Roku announced plans to broaden its reach in home entertainment with a licensing program for OEM brands to build smart audio devices around the Roku Connect software.

This could allow soundbars, smart speakers, multi-room audio systems and TVs to work together via wireless connections and be controlled by a voice remote.

Roku said OEM brands can license smart soundbar and speaker hardware reference designs together with Roku’s operating system, Roku OS.

TCL, Roku’s lead OEM partner, will unveil plans to offer the first device under the licensing program at CES in Las Vegas next Monday.

The company also laid out plans to develop and launch a voice controlled digital assistant that will be rolled out as a free software update to the Roku OS by this fall. The new assistant will broaden voice capabilities, such as being able to play music from a smart soundbar with Roku Connect, even when the user’s TV is turned off. Currently, Roku’s voice capabilities can only perform search requests and launch apps.

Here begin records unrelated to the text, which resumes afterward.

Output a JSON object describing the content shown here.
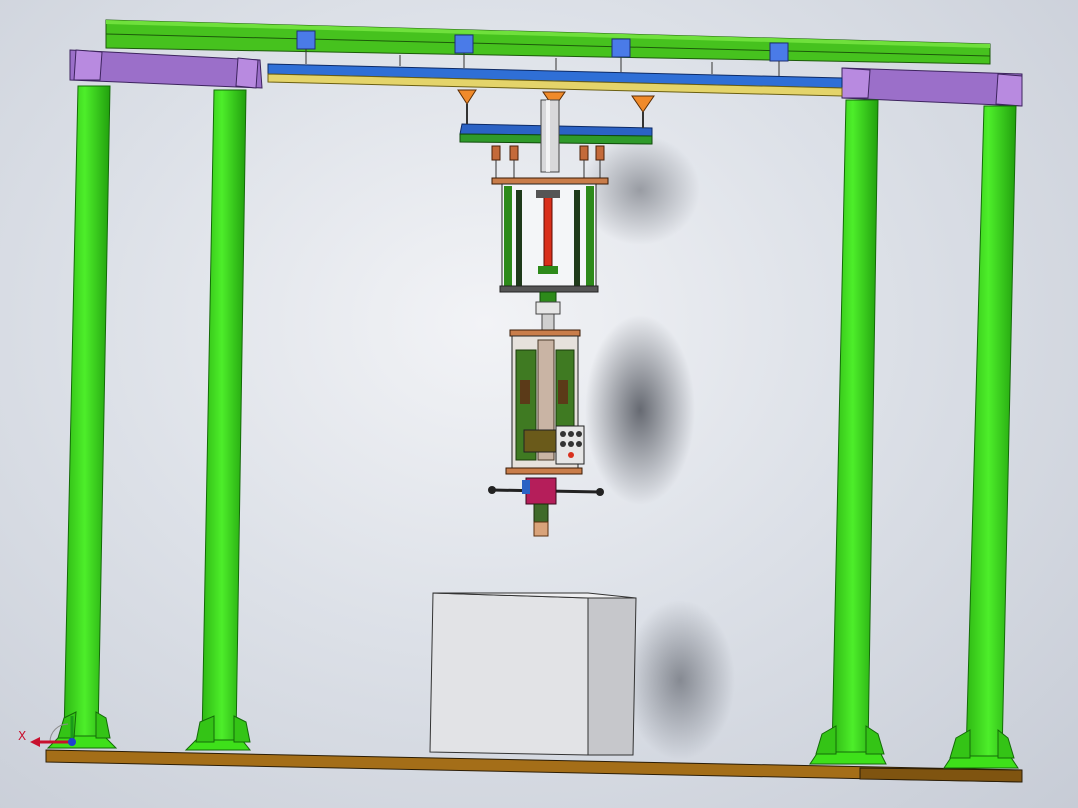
{
  "viewport": {
    "background": [
      "#f2f3f6",
      "#c7ccd6"
    ]
  },
  "model": {
    "colors": {
      "column": "#3ee01a",
      "column_dark": "#1f9a0c",
      "top_beam": "#46c21e",
      "end_beam": "#9b6fc9",
      "crane_rail_blue": "#2f6fd6",
      "crane_rail_yellow": "#e4d46a",
      "trolley_blue": "#2b62c4",
      "cone_orange": "#f08a2a",
      "base_plate": "#a46e18",
      "block": "#dfe0e3",
      "frame_green": "#2d8a1a",
      "rod_red": "#d9301b",
      "control_panel": "#e6e6e6",
      "connector_magenta": "#b51e5a"
    },
    "objects": [
      "gantry-frame",
      "column",
      "overhead-beam",
      "end-beam",
      "crane-rail",
      "trolley",
      "hoist-cylinder",
      "tool-head",
      "control-panel",
      "work-block",
      "base-plate"
    ]
  },
  "triad": {
    "x_axis_label": "X",
    "x_color": "#c8102e",
    "y_color": "#1a9a1a",
    "z_color": "#1f3fd0"
  }
}
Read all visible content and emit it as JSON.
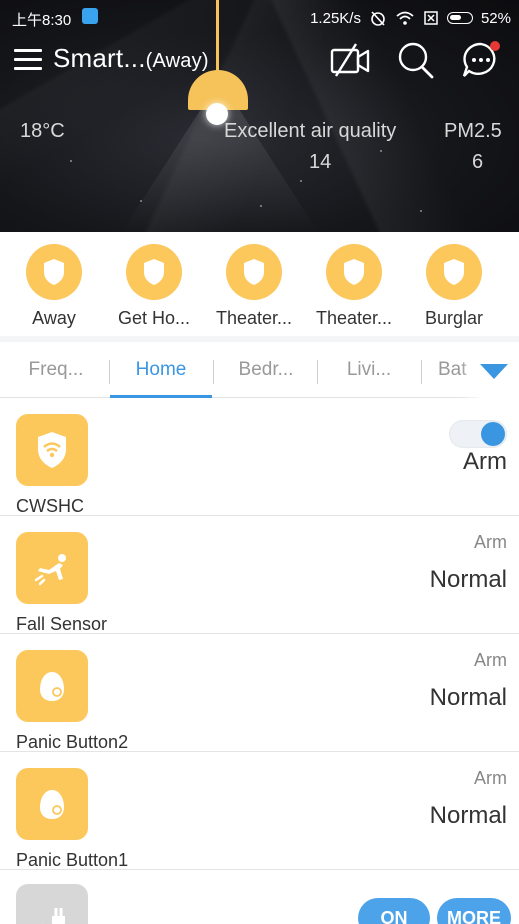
{
  "status_bar": {
    "time": "上午8:30",
    "speed": "1.25K/s",
    "battery": "52%"
  },
  "app_bar": {
    "title": "Smart...",
    "mode": "(Away)"
  },
  "weather": {
    "temperature": "18°C",
    "air_quality_label": "Excellent air quality",
    "air_quality_value": "14",
    "pm_label": "PM2.5",
    "pm_value": "6"
  },
  "scenes": [
    {
      "label": "Away"
    },
    {
      "label": "Get Ho..."
    },
    {
      "label": "Theater..."
    },
    {
      "label": "Theater..."
    },
    {
      "label": "Burglar"
    }
  ],
  "tabs": [
    {
      "label": "Freq..."
    },
    {
      "label": "Home",
      "active": true
    },
    {
      "label": "Bedr..."
    },
    {
      "label": "Livi..."
    },
    {
      "label": "Bat"
    }
  ],
  "devices": [
    {
      "name": "CWSHC",
      "status": "Arm",
      "toggle_on": true,
      "icon": "wifi-shield-icon"
    },
    {
      "name": "Fall Sensor",
      "mode": "Arm",
      "status": "Normal",
      "icon": "fall-sensor-icon"
    },
    {
      "name": "Panic Button2",
      "mode": "Arm",
      "status": "Normal",
      "icon": "panic-button-icon"
    },
    {
      "name": "Panic Button1",
      "mode": "Arm",
      "status": "Normal",
      "icon": "panic-button-icon"
    }
  ],
  "partial_device": {
    "on_label": "ON",
    "more_label": "MORE",
    "icon": "plug-icon"
  },
  "colors": {
    "accent": "#3b96e2",
    "icon_yellow": "#fcc75b",
    "header_bg": "#15161a"
  }
}
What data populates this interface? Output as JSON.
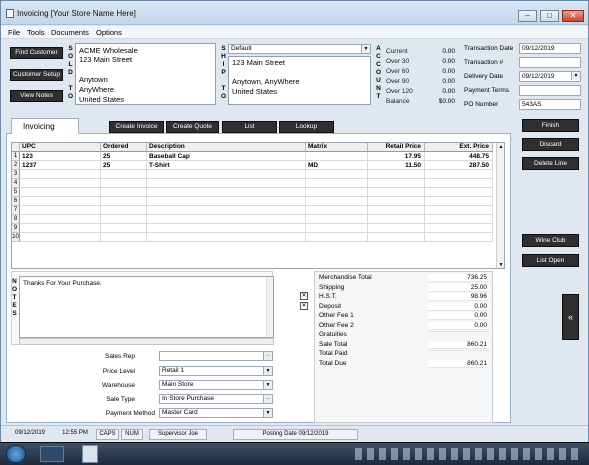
{
  "window": {
    "title": "Invoicing  [Your Store Name Here]",
    "minimize": "–",
    "maximize": "□",
    "close": "✕"
  },
  "menu": [
    "File",
    "Tools",
    "Documents",
    "Options"
  ],
  "left_buttons": [
    "Find Customer",
    "Customer Setup",
    "View Notes"
  ],
  "sold_to": {
    "letters": [
      "S",
      "O",
      "L",
      "D",
      "",
      "T",
      "O"
    ],
    "lines": [
      "ACME Wholesale",
      "123 Main Street",
      "",
      "Anytown",
      "AnyWhere",
      "United States"
    ]
  },
  "ship_to": {
    "letters": [
      "S",
      "H",
      "I",
      "P",
      "",
      "T",
      "O"
    ],
    "selected": "Default",
    "lines": [
      "123 Main Street",
      "",
      "Anytown, AnyWhere",
      "United States"
    ]
  },
  "account": {
    "letters": [
      "A",
      "C",
      "C",
      "O",
      "U",
      "N",
      "T"
    ],
    "rows": [
      {
        "label": "Current",
        "value": "0.00"
      },
      {
        "label": "Over 30",
        "value": "0.00"
      },
      {
        "label": "Over 60",
        "value": "0.00"
      },
      {
        "label": "Over 90",
        "value": "0.00"
      },
      {
        "label": "Over 120",
        "value": "0.00"
      },
      {
        "label": "Balance",
        "value": "$0.00"
      }
    ]
  },
  "transaction": {
    "date_label": "Transaction Date",
    "date": "09/12/2019",
    "num_label": "Transaction #",
    "num": "",
    "delivery_label": "Delivery Date",
    "delivery": "09/12/2019",
    "terms_label": "Payment Terms",
    "terms": "",
    "po_label": "PO Number",
    "po": "543AS"
  },
  "tab": {
    "label": "Invoicing"
  },
  "toolbar": [
    "Create Invoice",
    "Create Quote",
    "List",
    "Lookup"
  ],
  "right_buttons": [
    "Finish",
    "Discard",
    "Delete Line",
    "Wine Club",
    "List Open"
  ],
  "side_arrow": "«",
  "grid": {
    "headers": [
      "UPC",
      "Ordered",
      "Description",
      "Matrix",
      "Retail Price",
      "Ext. Price"
    ],
    "rows": [
      [
        "123",
        "25",
        "Baseball Cap",
        "",
        "17.95",
        "448.75"
      ],
      [
        "1237",
        "25",
        "T-Shirt",
        "MD",
        "11.50",
        "287.50"
      ],
      [
        "",
        "",
        "",
        "",
        "",
        ""
      ],
      [
        "",
        "",
        "",
        "",
        "",
        ""
      ],
      [
        "",
        "",
        "",
        "",
        "",
        ""
      ],
      [
        "",
        "",
        "",
        "",
        "",
        ""
      ],
      [
        "",
        "",
        "",
        "",
        "",
        ""
      ],
      [
        "",
        "",
        "",
        "",
        "",
        ""
      ],
      [
        "",
        "",
        "",
        "",
        "",
        ""
      ],
      [
        "",
        "",
        "",
        "",
        "",
        ""
      ]
    ],
    "row_numbers": [
      "1",
      "2",
      "3",
      "4",
      "5",
      "6",
      "7",
      "8",
      "9",
      "10"
    ]
  },
  "notes": {
    "letters": [
      "N",
      "O",
      "T",
      "E",
      "S"
    ],
    "text": "Thanks For Your Purchase."
  },
  "form": [
    {
      "label": "Sales Rep",
      "value": "",
      "kind": "ellipsis"
    },
    {
      "label": "Price Level",
      "value": "Retail 1",
      "kind": "dropdown"
    },
    {
      "label": "Warehouse",
      "value": "Main Store",
      "kind": "dropdown"
    },
    {
      "label": "Sale Type",
      "value": "In Store Purchase",
      "kind": "ellipsis"
    },
    {
      "label": "Payment Method",
      "value": "Master Card",
      "kind": "dropdown"
    }
  ],
  "totals": [
    {
      "label": "Merchandise Total",
      "value": "736.25"
    },
    {
      "label": "Shipping",
      "value": "25.00"
    },
    {
      "label": "H.S.T.",
      "value": "98.96"
    },
    {
      "label": "Deposit",
      "value": "0.00"
    },
    {
      "label": "Other Fee 1",
      "value": "0.00"
    },
    {
      "label": "Other Fee 2",
      "value": "0.00"
    },
    {
      "label": "Gratuities",
      "value": ""
    },
    {
      "label": "Sale Total",
      "value": "860.21"
    },
    {
      "label": "Total Paid",
      "value": ""
    },
    {
      "label": "Total Due",
      "value": "860.21"
    }
  ],
  "status": {
    "date": "09/12/2019",
    "time": "12:55 PM",
    "caps": "CAPS",
    "num": "NUM",
    "user": "Supervisor Joe",
    "posting": "Posting Date 09/12/2019"
  }
}
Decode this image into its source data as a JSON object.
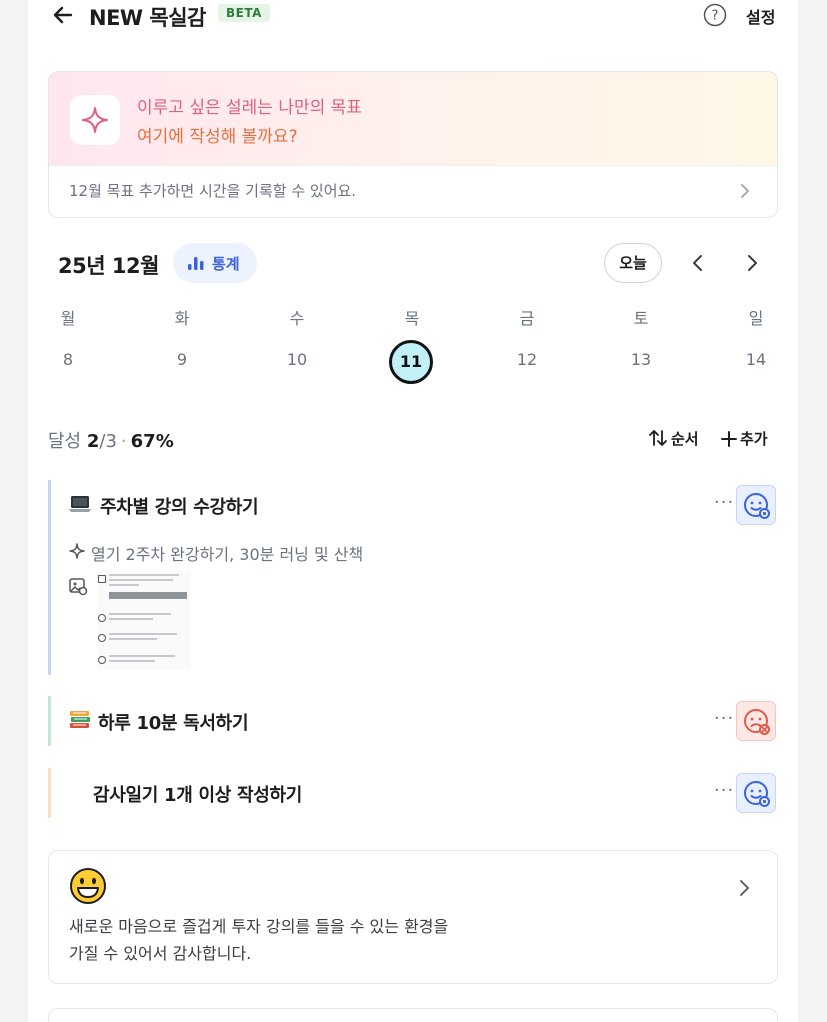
{
  "header": {
    "title": "NEW 목실감",
    "badge": "BETA",
    "settings": "설정"
  },
  "goal": {
    "line1": "이루고 싶은 설레는 나만의 목표",
    "line2": "여기에 작성해 볼까요?",
    "hint": "12월 목표  추가하면 시간을 기록할 수 있어요."
  },
  "calendar": {
    "month": "25년 12월",
    "stats_label": "통계",
    "today_label": "오늘",
    "weekdays": [
      "월",
      "화",
      "수",
      "목",
      "금",
      "토",
      "일"
    ],
    "dates": [
      "8",
      "9",
      "10",
      "11",
      "12",
      "13",
      "14"
    ],
    "selected_date": "11"
  },
  "summary": {
    "label": "달성",
    "done": "2",
    "total": "/3",
    "percent": "67%",
    "order": "순서",
    "add": "추가"
  },
  "tasks": [
    {
      "icon": "laptop-icon",
      "name": "주차별 강의 수강하기",
      "detail": "열기 2주차 완강하기, 30분 러닝 및 산책",
      "bar_color": "#c9d3f5",
      "status": "smile"
    },
    {
      "icon": "books-icon",
      "name": "하루 10분 독서하기",
      "bar_color": "#bfe8cf",
      "status": "sad"
    },
    {
      "name": "감사일기 1개 이상 작성하기",
      "bar_color": "#fbe0c0",
      "status": "smile"
    }
  ],
  "gratitude": {
    "emoji": "grinning-face-icon",
    "line1": "새로운 마음으로 즐겁게 투자 강의를 들을 수 있는 환경을",
    "line2": "가질 수 있어서 감사합니다."
  },
  "colors": {
    "accent_blue": "#3b63e0",
    "sad_red": "#e0584a",
    "selected_day": "#c2f0f7"
  }
}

“We’ve always focused on making it incredibly simple for consumers to find and enjoy streaming entertainment on their TVs, and with an expanded Roku ecosystem, consumers will be able to add great sound to their TVs and audio around the whole home in a modern way,” said Roku CEO Anthony Wood in a statement. “Consumers will love the benefits of a home entertainment network, such as having more affordable options, adding one device at a time, using their voice, having a simplified set up and WiFi connectivity, and holding just one remote control.”

Roku launched a TV licensing program four years ago that the company said is now “flourishing,” and the new program aims to further Roku’s reach into home entertainment control.

Roku also announced a deal with Funai Electric to extend its licensing agreement to bring Magnavox brand TVs featuring the Roku OS into the mix. HD Magnavox Roku TV models could be available by spring.